Но оказалось, что у тёти Нади, и впрямь, было слабое сердце. И в конце января, в возрасте сорок один год, она умерла от инфаркта. Скорая помощь не успела вовремя приехать, тромб оборвался.

Жизнь Артура тоже оборвалась. Она разделилась на «ДО» и «ПОСЛЕ». Мальчик-одуванчик перестал быть маленьким, жизнерадостным ребёнком. И в моей груди стала образовываться глубокая, беспросветная дыра, конца которой, как оказалось, не было.

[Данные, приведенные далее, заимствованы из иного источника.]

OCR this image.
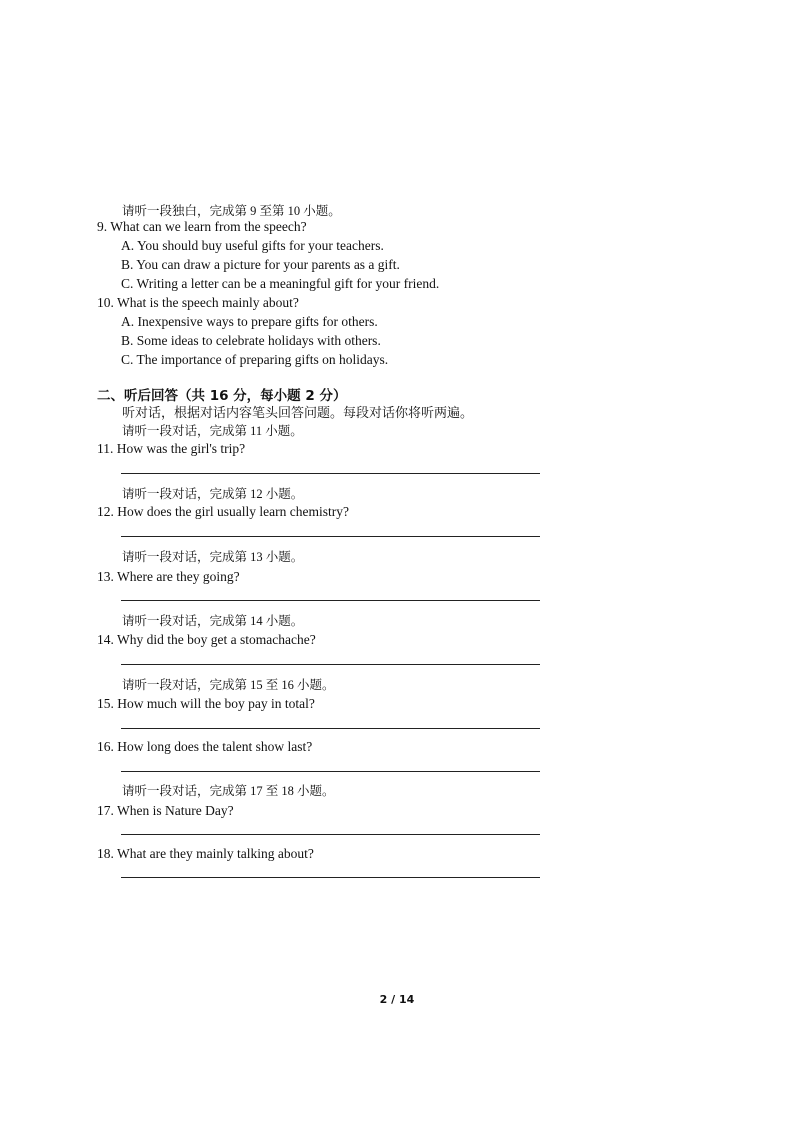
请听一段独白，完成第 9 至第 10 小题。
9. What can we learn from the speech?
A. You should buy useful gifts for your teachers.
B. You can draw a picture for your parents as a gift.
C. Writing a letter can be a meaningful gift for your friend.
10. What is the speech mainly about?
A. Inexpensive ways to prepare gifts for others.
B. Some ideas to celebrate holidays with others.
C. The importance of preparing gifts on holidays.
二、听后回答（共 16 分，每小题 2 分）
听对话，根据对话内容笔头回答问题。每段对话你将听两遍。
请听一段对话，完成第 11 小题。
11. How was the girl's trip?
请听一段对话，完成第 12 小题。
12. How does the girl usually learn chemistry?
请听一段对话，完成第 13 小题。
13. Where are they going?
请听一段对话，完成第 14 小题。
14. Why did the boy get a stomachache?
请听一段对话，完成第 15 至 16 小题。
15. How much will the boy pay in total?
16. How long does the talent show last?
请听一段对话，完成第 17 至 18 小题。
17. When is Nature Day?
18. What are they mainly talking about?
2 / 14
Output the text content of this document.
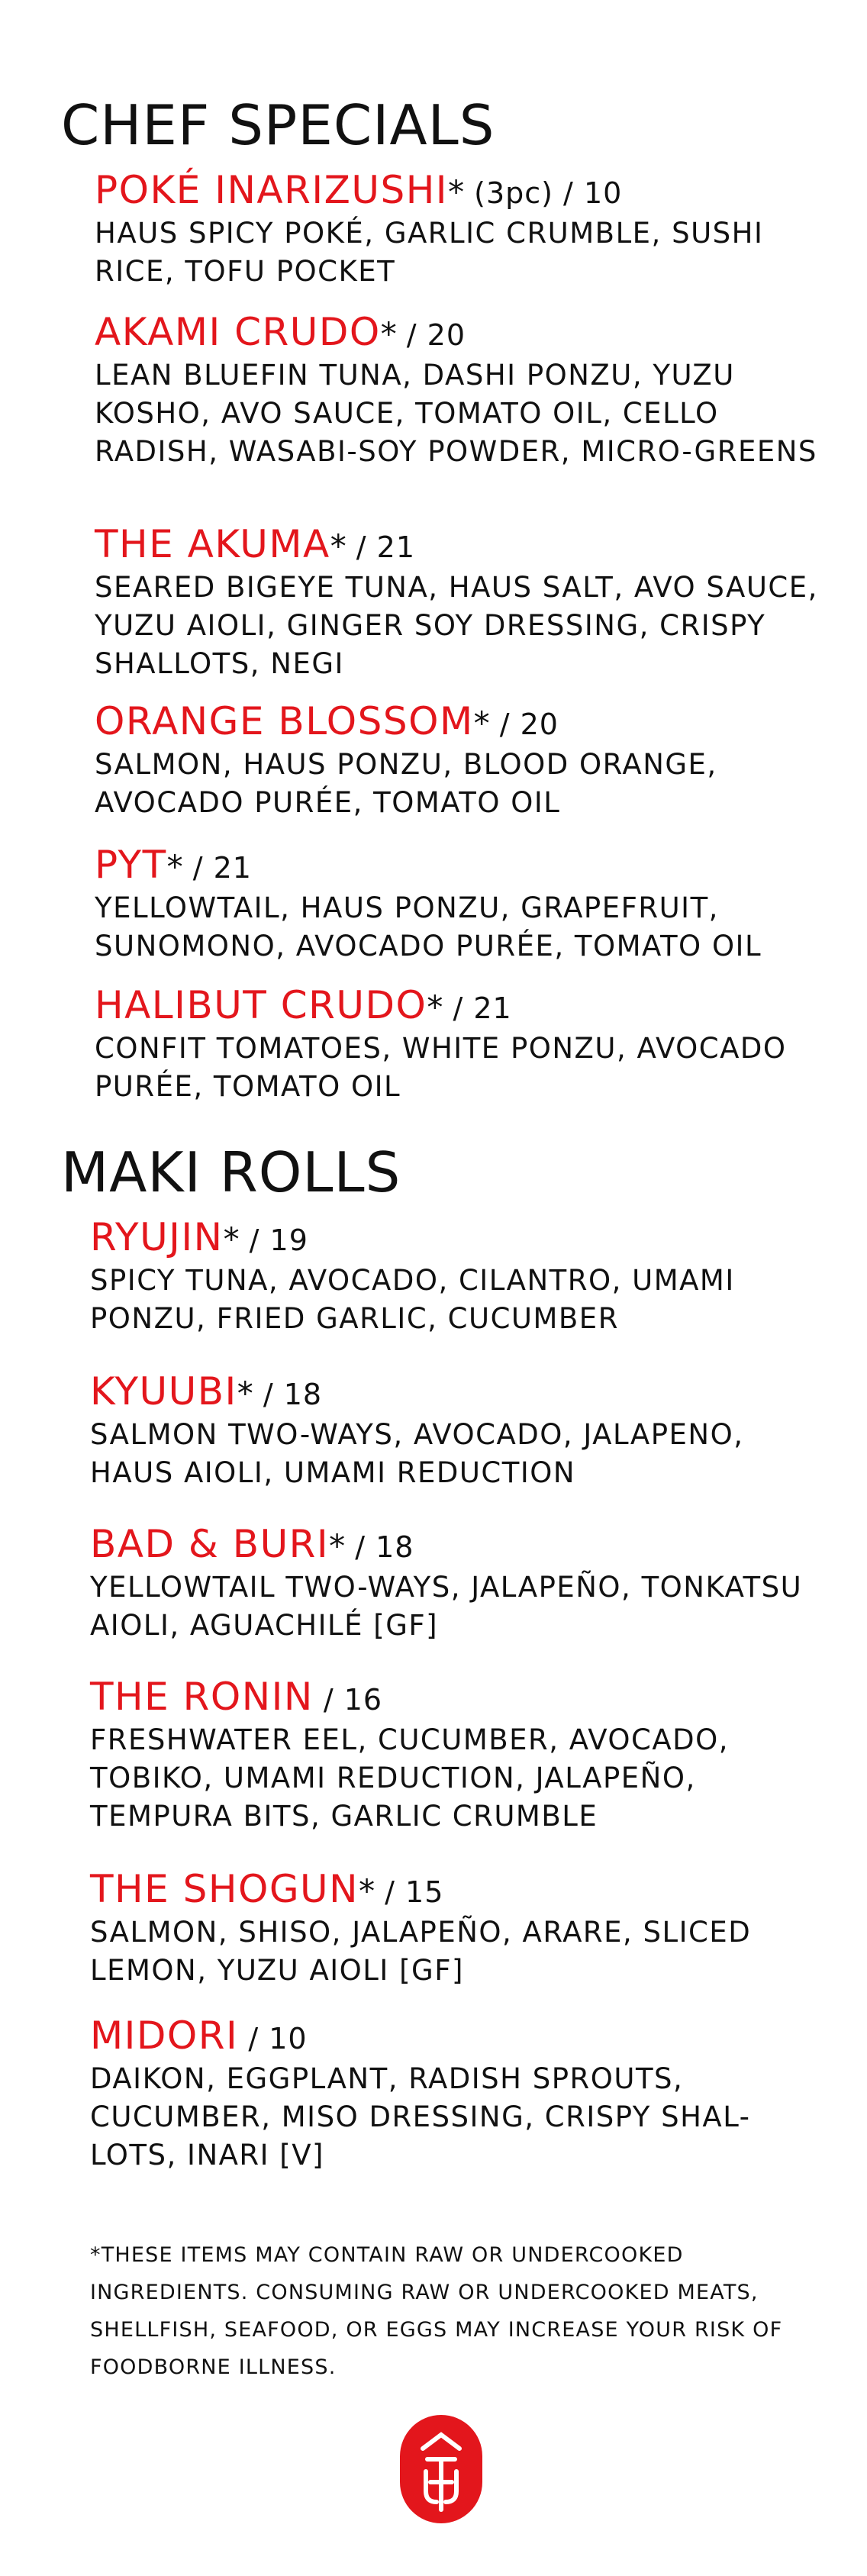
CHEF SPECIALS

POKÉ INARIZUSHI* (3pc) / 10

HAUS SPICY POKÉ, GARLIC CRUMBLE, SUSHI RICE, TOFU POCKET

AKAMI CRUDO* / 20

LEAN BLUEFIN TUNA, DASHI PONZU, YUZU KOSHO, AVO SAUCE, TOMATO OIL, CELLO RADISH, WASABI-SOY POWDER, MICRO-GREENS

THE AKUMA* / 21

SEARED BIGEYE TUNA, HAUS SALT, AVO SAUCE, YUZU AIOLI, GINGER SOY DRESSING, CRISPY SHALLOTS, NEGI

ORANGE BLOSSOM* / 20

SALMON, HAUS PONZU, BLOOD ORANGE, AVOCADO PURÉE, TOMATO OIL

PYT* / 21

YELLOWTAIL, HAUS PONZU, GRAPEFRUIT, SUNOMONO, AVOCADO PURÉE, TOMATO OIL

HALIBUT CRUDO* / 21

CONFIT TOMATOES, WHITE PONZU, AVOCADO PURÉE, TOMATO OIL

MAKI ROLLS

RYUJIN* / 19

SPICY TUNA, AVOCADO, CILANTRO, UMAMI PONZU, FRIED GARLIC, CUCUMBER

KYUUBI* / 18

SALMON TWO-WAYS, AVOCADO, JALAPENO, HAUS AIOLI, UMAMI REDUCTION

BAD & BURI* / 18

YELLOWTAIL TWO-WAYS, JALAPEÑO, TONKATSU AIOLI, AGUACHILÉ [GF]

THE RONIN / 16

FRESHWATER EEL, CUCUMBER, AVOCADO, TOBIKO, UMAMI REDUCTION, JALAPEÑO, TEMPURA BITS, GARLIC CRUMBLE

THE SHOGUN* / 15

SALMON, SHISO, JALAPEÑO, ARARE, SLICED LEMON, YUZU AIOLI [GF]

MIDORI / 10

DAIKON, EGGPLANT, RADISH SPROUTS, CUCUMBER, MISO DRESSING, CRISPY SHAL-LOTS, INARI [V]

*THESE ITEMS MAY CONTAIN RAW OR UNDERCOOKED INGREDIENTS. CONSUMING RAW OR UNDERCOOKED MEATS, SHELLFISH, SEAFOOD, OR EGGS MAY INCREASE YOUR RISK OF FOODBORNE ILLNESS.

В день, когда это произошло, Артур не отвечал на звонки. Он не искал со мной контакта. В день, когда состоялись похороны, я лично видела добродушное, сероватого оттенка лицо тёти Нади, что успело так скоро постареть за последние дни. Она лежала с закрытыми глазами в красном гробу, и каждый мог подойти и попрощаться с этой некогда милой женщиной.

Я видела Артура. Предела его слезам не было, словно жидкость в организме была бесконечна. Она крупными каплями стекала и стекала по его покрасневшим щёкам, разбиваясь о землю. Громкие всхлипывания и рёв был слышен на всю округу. Бессвязные слова, что он пытался произнести, никто не понимал. Он заикался от бесконечных рыданий. Казалось, сейчас он вот-вот обессилит и упадёт в обморок.

Я понимала, что он говорил, что пытался, хотел сказать.


«Мама… Мама… Пожалуйста, не уходи… Мама»


Моё сердце тоже разрывалось на части, больно отдаваясь колкостью в груди. Воздуха начинало не хватать, когда и мои слёзы резво покатились из глазниц. И как бы я не старалась быть сильной рядом с Артуром, быть сильной для него – я оставалась девчонкой. Плаксивой, слабой девчонкой.

Внешний вид обманчив. Каким бы Артур не казался с виду – внутри него был тот стержень, о котором другие могли только мечтать. Но сегодня он треснул. Образовал огромную трещину, которую нельзя не заклеить, не срастить.


«Ма-ма, я люб-лю те-те-тебя, не уходи…»

«Мама, прошу, пож-жалуйста, не при-прит-во-ряйся»


Впервые я ненавидела мерзкое, солнечное небо, не соответствующее событию. Впервые мне хотелось кричать на солнце, чтобы оно погасло. Погасло так же, как погас сегодня Артур.

И в моей памяти глухо отдавалось самое первое и самое важное слово на свете, произнесённое с неподдельной скорбью и дрожью в голосе.


«Мама»


Я больше не могла смотреть на Артура, это было невыносимо больно. У меня закружилась голова, и я кое-как пробралась через толпу, а затем встала рядом с ним.

Он ухватился за краешек гроба, и я видела, как тряслись его руки. Наклонившись, Артур подарил матери последний поцелуй в её сморщенный лоб, а затем ещё больше разрыдался, окончательно теряя рассудок.

Я попыталась взять его дрожащую ладошку в свою, но он лишь небрежно отмахнулся.

И тогда я поняла, что больше всё не будет, как прежде. Пройдёт время. Оно лечит. Так все говорят.

По мне – всё это чушь. И даже самый неквалифицированный доктор скажет, что после ранения остается шрам. На его сердце тоже остался свежий, кровоточащий шрам.